The following other symptoms may be present 
- Gross and sustained impairment of emotional relationships with people, aloofness and/or empty symbiotic clinging.
- Apparent unawareness of their own personal identity (e.g. posturing, self-mutilation, and failure to use "I").
- Obsessive use of and preoccupation with objects without regard to their functions.
- Resistance to change in the environment and a striving to maintain sameness.
- Excessive, diminished, or unpredictable responses to sensory stimuli.
- Acute, excessive, and illogical anxiety especially precipitated by change.
- Speech may have been lost or never acquired.
- May use echolalia and certain idiosyncratic words.
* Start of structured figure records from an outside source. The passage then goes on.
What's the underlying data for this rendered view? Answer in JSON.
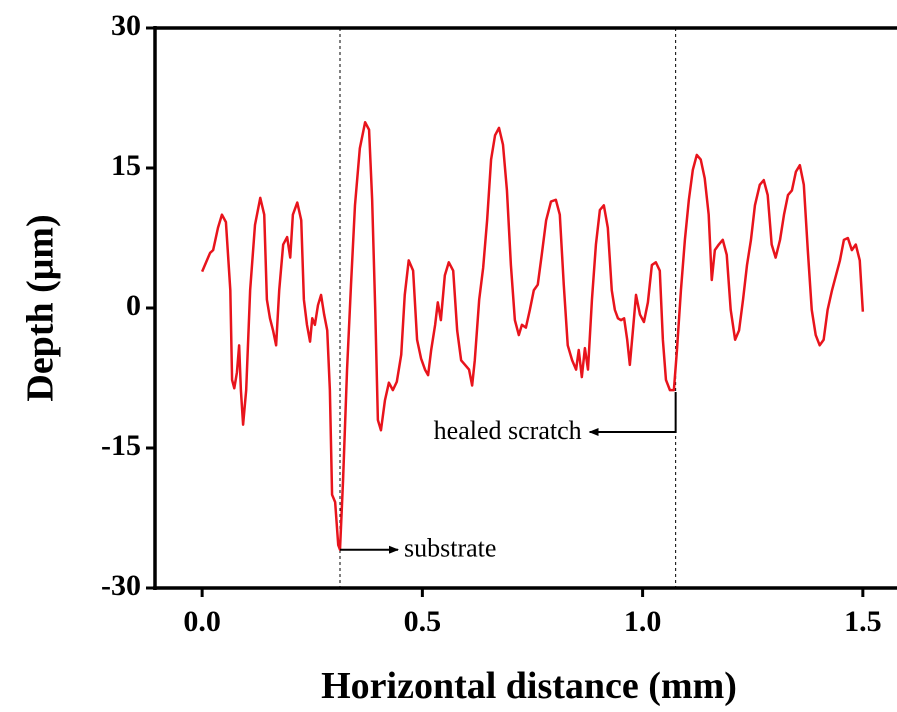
{
  "chart_data": {
    "type": "line",
    "xlabel": "Horizontal distance (mm)",
    "ylabel": "Depth (μm)",
    "xlim": [
      -0.107,
      1.573
    ],
    "ylim": [
      -30,
      30
    ],
    "xticks": [
      {
        "value": 0,
        "label": "0.0"
      },
      0.5,
      {
        "value": 1,
        "label": "1.0"
      },
      1.5
    ],
    "yticks": [
      -30,
      -15,
      0,
      15,
      30
    ],
    "vlines": [
      0.313,
      1.075
    ],
    "annotations": [
      {
        "text": "substrate",
        "x": 0.313,
        "y": -25.9,
        "side": "right"
      },
      {
        "text": "healed scratch",
        "x": 1.075,
        "y": -9,
        "side": "left"
      }
    ],
    "series": [
      {
        "name": "Depth",
        "color": "#e8141c",
        "x": [
          0,
          0.018,
          0.025,
          0.036,
          0.045,
          0.054,
          0.064,
          0.068,
          0.073,
          0.079,
          0.084,
          0.088,
          0.093,
          0.1,
          0.109,
          0.12,
          0.132,
          0.141,
          0.147,
          0.154,
          0.161,
          0.168,
          0.175,
          0.184,
          0.193,
          0.2,
          0.206,
          0.216,
          0.225,
          0.231,
          0.238,
          0.245,
          0.25,
          0.256,
          0.263,
          0.27,
          0.277,
          0.284,
          0.29,
          0.295,
          0.302,
          0.309,
          0.313,
          0.32,
          0.329,
          0.338,
          0.347,
          0.358,
          0.37,
          0.379,
          0.386,
          0.393,
          0.399,
          0.406,
          0.415,
          0.424,
          0.433,
          0.442,
          0.452,
          0.46,
          0.469,
          0.479,
          0.488,
          0.497,
          0.506,
          0.513,
          0.52,
          0.529,
          0.535,
          0.542,
          0.551,
          0.56,
          0.57,
          0.579,
          0.588,
          0.597,
          0.606,
          0.613,
          0.619,
          0.629,
          0.638,
          0.647,
          0.656,
          0.665,
          0.674,
          0.683,
          0.692,
          0.701,
          0.71,
          0.719,
          0.726,
          0.735,
          0.744,
          0.753,
          0.762,
          0.771,
          0.781,
          0.792,
          0.803,
          0.812,
          0.821,
          0.83,
          0.84,
          0.849,
          0.855,
          0.862,
          0.869,
          0.876,
          0.885,
          0.894,
          0.903,
          0.912,
          0.921,
          0.93,
          0.937,
          0.944,
          0.951,
          0.958,
          0.965,
          0.971,
          0.978,
          0.985,
          0.994,
          1.003,
          1.012,
          1.021,
          1.03,
          1.039,
          1.046,
          1.053,
          1.062,
          1.071,
          1.078,
          1.087,
          1.096,
          1.105,
          1.114,
          1.123,
          1.132,
          1.141,
          1.15,
          1.157,
          1.164,
          1.173,
          1.182,
          1.191,
          1.2,
          1.21,
          1.219,
          1.228,
          1.237,
          1.246,
          1.255,
          1.266,
          1.275,
          1.284,
          1.293,
          1.302,
          1.312,
          1.321,
          1.33,
          1.339,
          1.348,
          1.357,
          1.366,
          1.375,
          1.384,
          1.393,
          1.402,
          1.411,
          1.42,
          1.43,
          1.439,
          1.448,
          1.457,
          1.466,
          1.475,
          1.484,
          1.493,
          1.5
        ],
        "values": [
          3.9,
          5.9,
          6.2,
          8.6,
          10,
          9.2,
          1.9,
          -7.7,
          -8.6,
          -6.9,
          -4,
          -8.8,
          -12.5,
          -8.8,
          1.9,
          8.9,
          11.8,
          10,
          0.9,
          -1.1,
          -2.4,
          -4,
          1.9,
          6.8,
          7.6,
          5.4,
          10,
          11.3,
          9.4,
          0.9,
          -1.8,
          -3.6,
          -1.1,
          -1.8,
          0.3,
          1.4,
          -0.7,
          -2.4,
          -8.8,
          -20,
          -20.8,
          -25.4,
          -25.9,
          -18.4,
          -6.6,
          2.5,
          11,
          17.1,
          19.9,
          19.1,
          11.6,
          -0.2,
          -12,
          -13.1,
          -9.9,
          -8,
          -8.8,
          -7.9,
          -5,
          1.4,
          5.1,
          4,
          -3.4,
          -5.4,
          -6.6,
          -7.2,
          -4.5,
          -1.8,
          0.6,
          -1.3,
          3.5,
          4.9,
          4,
          -2.4,
          -5.6,
          -6.1,
          -6.6,
          -8.3,
          -5.6,
          0.9,
          4.3,
          9.4,
          15.9,
          18.5,
          19.3,
          17.5,
          12.6,
          4.6,
          -1.3,
          -2.9,
          -1.8,
          -2.1,
          -0.2,
          1.9,
          2.5,
          5.7,
          9.4,
          11.4,
          11.6,
          10,
          2.5,
          -4,
          -5.6,
          -6.6,
          -4.5,
          -7.4,
          -4.3,
          -6.6,
          0.9,
          6.8,
          10.5,
          11,
          8.6,
          1.9,
          -0.2,
          -1.1,
          -1.3,
          -1.1,
          -3.4,
          -6.1,
          -2.4,
          1.4,
          -0.7,
          -1.5,
          0.6,
          4.6,
          4.9,
          4,
          -3.4,
          -7.7,
          -8.8,
          -8.8,
          -4.5,
          1.9,
          7.3,
          11.6,
          14.8,
          16.4,
          15.9,
          13.9,
          10,
          3,
          6.2,
          6.8,
          7.3,
          5.7,
          -0.2,
          -3.4,
          -2.4,
          0.9,
          4.6,
          7.3,
          11,
          13.2,
          13.7,
          12.1,
          6.8,
          5.4,
          7.3,
          10,
          12.1,
          12.6,
          14.6,
          15.3,
          13.2,
          6.2,
          -0.2,
          -2.9,
          -4,
          -3.4,
          -0.2,
          1.9,
          3.5,
          5.1,
          7.3,
          7.5,
          6.2,
          6.8,
          5.1,
          -0.4
        ]
      }
    ]
  }
}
- Distortion in mobility patterns such as bizarre postures or ritualistic manner isms, strange gestures and toe walking.
- Serious retardation with possible islets of normal or near normal intelligence and sometimes exceptional functioning in very isolated areas.
- Poor concentration, short attention span and distractibility.
- Minimal social and self help behaviours.
- May place him/herself in danger by, for example, not watching while crossing the road.
- Does not show mutual sharing of interests, activities, and emotions with others, particularly other children.
- Does not understand the perspective of others.
- May be aggressive if frustrated or if a child comes too close to their space.
- May line up toys and not be interested in their function.
- May seem unaware of what is going on around them.
- May wander off in shopping malls and in parking lots seemingly without a sense that they are alone.
- Mainly engages in interaction in order to get what they want.
- May "use" a person's arm in order to get what they want or to do something they cannot do. This has been called "hand leading" and is used instead of pointing.
- Does not use the emotions of others or "social referencing" in order to decide how to act.
- Does not follow through on the requests of others because they are really not understood and the child is doing what he wants to do.
- May enjoy physical contact with parents and other caregivers if it is when they want it.
- May not seek out comfort when upset or hurt.
- Show little desire to imitate or copy another person's behaviour.
- May show self-injurious behaviour.